If you're like me, you've pondered moving to high-deductible plans at some point in the last five years. Whether you made the move or not, this much is certain: Companies that started with a traditional PPO plan have generally kept those plans in place, bringing in the high-deductible/consumer-driven plans as an option, then attempted to draw employees into those plans with premium cuts and funding of health-care accounts (HCAs).
Not GE. They went nuclear. More from BusinessWeek:
"It's been a hard year to work at General Electric (GE). Salary freezes have hit its famously performance-driven employees, with some managers taking pay cuts. And now GE is making changes that could deal another blow to morale. The company is forcing its 75,000 salaried U.S. employees and 8,000 retirees under the age of 65 to choose what's known as a consumer-directed health plan, which includes deductibles that run as high as $4,000 a year. Traditional plans, where employees pay higher premiums in exchange for predictable co-pays up front, are no longer available for salaried workers. One employee says his colleagues "are looking at this as a cut in pay."

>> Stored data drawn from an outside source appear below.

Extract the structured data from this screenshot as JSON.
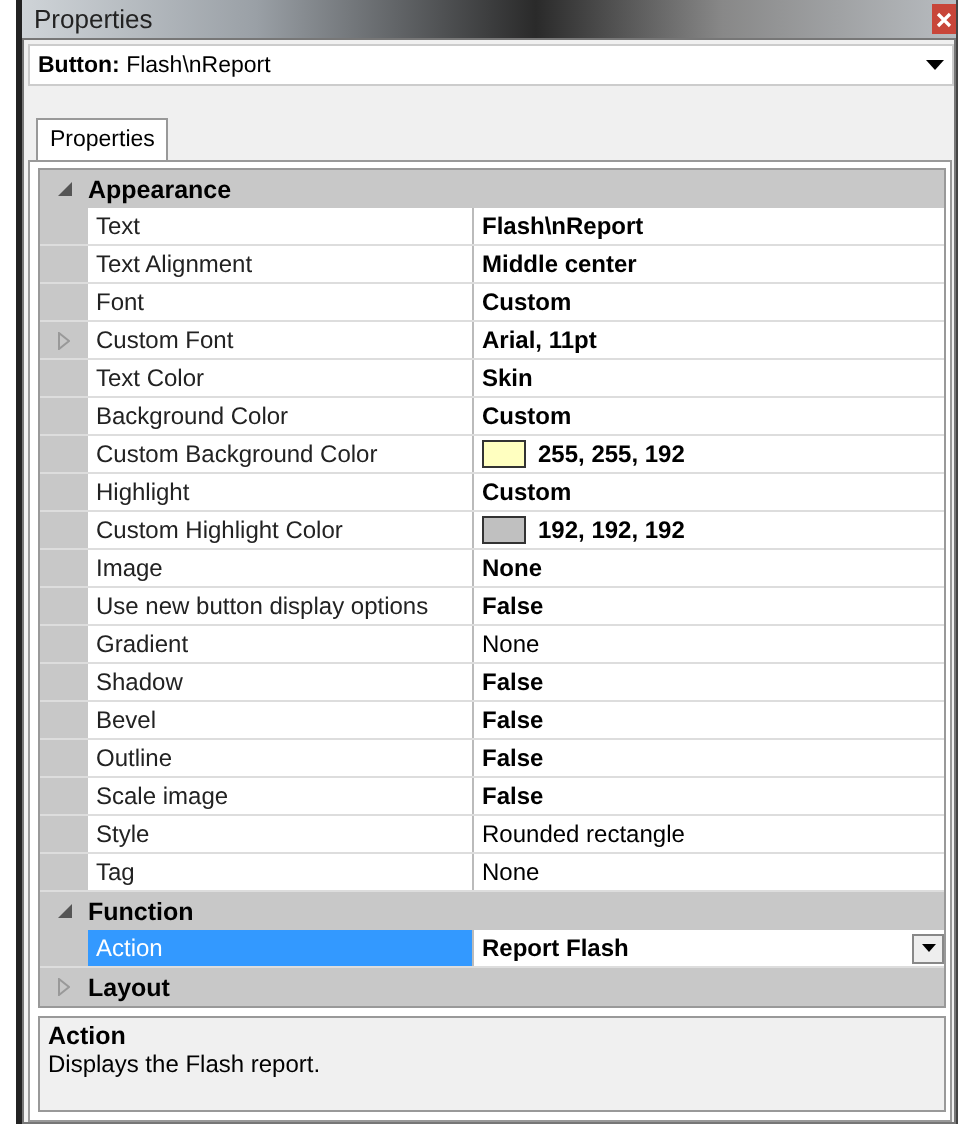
{
  "window": {
    "title": "Properties"
  },
  "object_selector": {
    "value": "**Button:** Flash\\nReport"
  },
  "tabs": [
    {
      "label": "Properties",
      "selected": true
    }
  ],
  "groups": [
    {
      "name": "Appearance",
      "expanded": true,
      "rows": [
        {
          "name": "Text",
          "value": "Flash\\nReport",
          "bold": true,
          "selected": false
        },
        {
          "name": "Text Alignment",
          "value": "Middle center",
          "bold": true,
          "selected": false
        },
        {
          "name": "Font",
          "value": "Custom",
          "bold": true,
          "selected": false
        },
        {
          "name": "Custom Font",
          "value": "Arial, 11pt",
          "bold": true,
          "selected": false,
          "expanded": false
        },
        {
          "name": "Text Color",
          "value": "Skin",
          "bold": true,
          "selected": false
        },
        {
          "name": "Background Color",
          "value": "Custom",
          "bold": true,
          "selected": false
        },
        {
          "name": "Custom Background Color",
          "value": "255, 255, 192",
          "bold": true,
          "selected": false,
          "color": "#ffffc0"
        },
        {
          "name": "Highlight",
          "value": "Custom",
          "bold": true,
          "selected": false
        },
        {
          "name": "Custom Highlight Color",
          "value": "192, 192, 192",
          "bold": true,
          "selected": false,
          "color": "#c0c0c0"
        },
        {
          "name": "Image",
          "value": "None",
          "bold": true,
          "selected": false
        },
        {
          "name": "Use new button display options",
          "value": "False",
          "bold": true,
          "selected": false
        },
        {
          "name": "Gradient",
          "value": "None",
          "bold": false,
          "selected": false
        },
        {
          "name": "Shadow",
          "value": "False",
          "bold": true,
          "selected": false
        },
        {
          "name": "Bevel",
          "value": "False",
          "bold": true,
          "selected": false
        },
        {
          "name": "Outline",
          "value": "False",
          "bold": true,
          "selected": false
        },
        {
          "name": "Scale image",
          "value": "False",
          "bold": true,
          "selected": false
        },
        {
          "name": "Style",
          "value": "Rounded rectangle",
          "bold": false,
          "selected": false
        },
        {
          "name": "Tag",
          "value": "None",
          "bold": false,
          "selected": false
        }
      ]
    },
    {
      "name": "Function",
      "expanded": true,
      "rows": [
        {
          "name": "Action",
          "value": "Report Flash",
          "bold": true,
          "selected": true
        }
      ]
    },
    {
      "name": "Layout",
      "expanded": false
    }
  ],
  "description": {
    "title": "Action",
    "text": "Displays the Flash report."
  }
}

That's what's called a BOLD move people. Like so much else in today's world, it all comes down to money:
"GE says the plan is being rolled out to make employees better health-care consumers and to coincide with its new "Healthymagination" strategy, a companywide initiative for health-care innovation. While GE says its future cost savings are unclear, people with knowledge of the situation estimate it could save $1 billion over the next decade or so. With three tiers of premiums and deductibles, GE spokesperson Sue Bishop notes, employees still have options. "It's not that different from their car insurance," she says. "You get to choose the amount of your premium, and that determines the amount of your deductible."
Moving from PPO to high-deductible only. That's the nuclear option. Will the bold move by GE spawn a bunch of similar "me-too" moves? I suspect only after the move looks to be on track to save 1 billion with limited downside in terms of retention, etc.


I agree that what GE has done here is pretty bleeding edge, but I don't see this as "the nuclear option." I think we'll see the nuclear option play out after health reform legislation is enacted in the form of some large employer's complete elimination of health benefits altogether. The legislation currently being debated is likely to substantially increase costs to employers and make benefits administration onerous, and the penalties for not providing coverage are so insubstantial that many employers will decide to get out of the business of providing health benefits altogether and simply pay the applicable fees.
I suspect it'll be a large retailer who moves first on this, given the number of low wage employees they require to run their businesses. Though I’m sure they would love to move first on this, it won’t be Wal-Mart due to the public relations mess it would create for them. Keep your eye on other bargain focused retailers (K-Mart, Target, Costco, etc.) and/or grocery chains, though.
The cost increases that will likely result from the proposed legislation will ultimately lead to a simple business decision: continue to cover the rising cost of health insurance for employees without much opportunity to help curb those costs or pay a nominal fee so that they can purchase insurance elsewhere. It doesn’t take an MBA to come to a logical conclusion.
Posted by: Greg Dagley | December 08, 2009 at 10:05 AM
Hello - this is not a new thing! Welcome to the real world that many of us are already in, and have been for several years. Try a family deductible of $5K - and then a 10% copay afterwards. Yeah, it's equivelant to a paycut, however there isn't much in the way of options except moving to another company, and even then they don't tell you up-front, but after you start the job... The irony is that although it saves the company money upfront, how many people will post-pone check-ups, and preventative care due to the high out-of-pocket costs. Then they discover something major, which costs more money to treat, for everyone, rather than the lower preventive costs, which might have stopped or limited the more costly outcomes? (i.e. Diabetes, High Blood Pressure, Cancer, etc.)
Sure HSA accounts are a nice concept, but you have to have money to put into the account, upfront! How many families, have an extra $5K sitting around to put into the account, to cover their deductible costs - not many...
Posted by: DSWilson | December 22, 2009 at 10:46 AM
As the director of EAP for a behavioral managed care organization, I have experienced first hand over the past twenty years that most Americans are not prepared or equipped to navigate the health care arena, which can be confusing and intimidating. For cost savings, as well as better outcomes, barriers to appropriate care, including financial, lack of knowledge, and apathy, must be removed. Controlling health care cost and producing better outcomes requires lots of education and guidance. I think high deductible plans have shown that health care is simply under utilized, resulting in higher long-term cost due to illnesses being identified in later stagies.
An effective EAP can provide the education and assistance to enable the consumer to make good decisions. A PPO allows freedom of choice and negotiated rates. Organizations can further enhance their benefits and contain cost by integrating an EAP and behavioral managed care carve out, all on a fee-for-service, or pay for services rendered basis.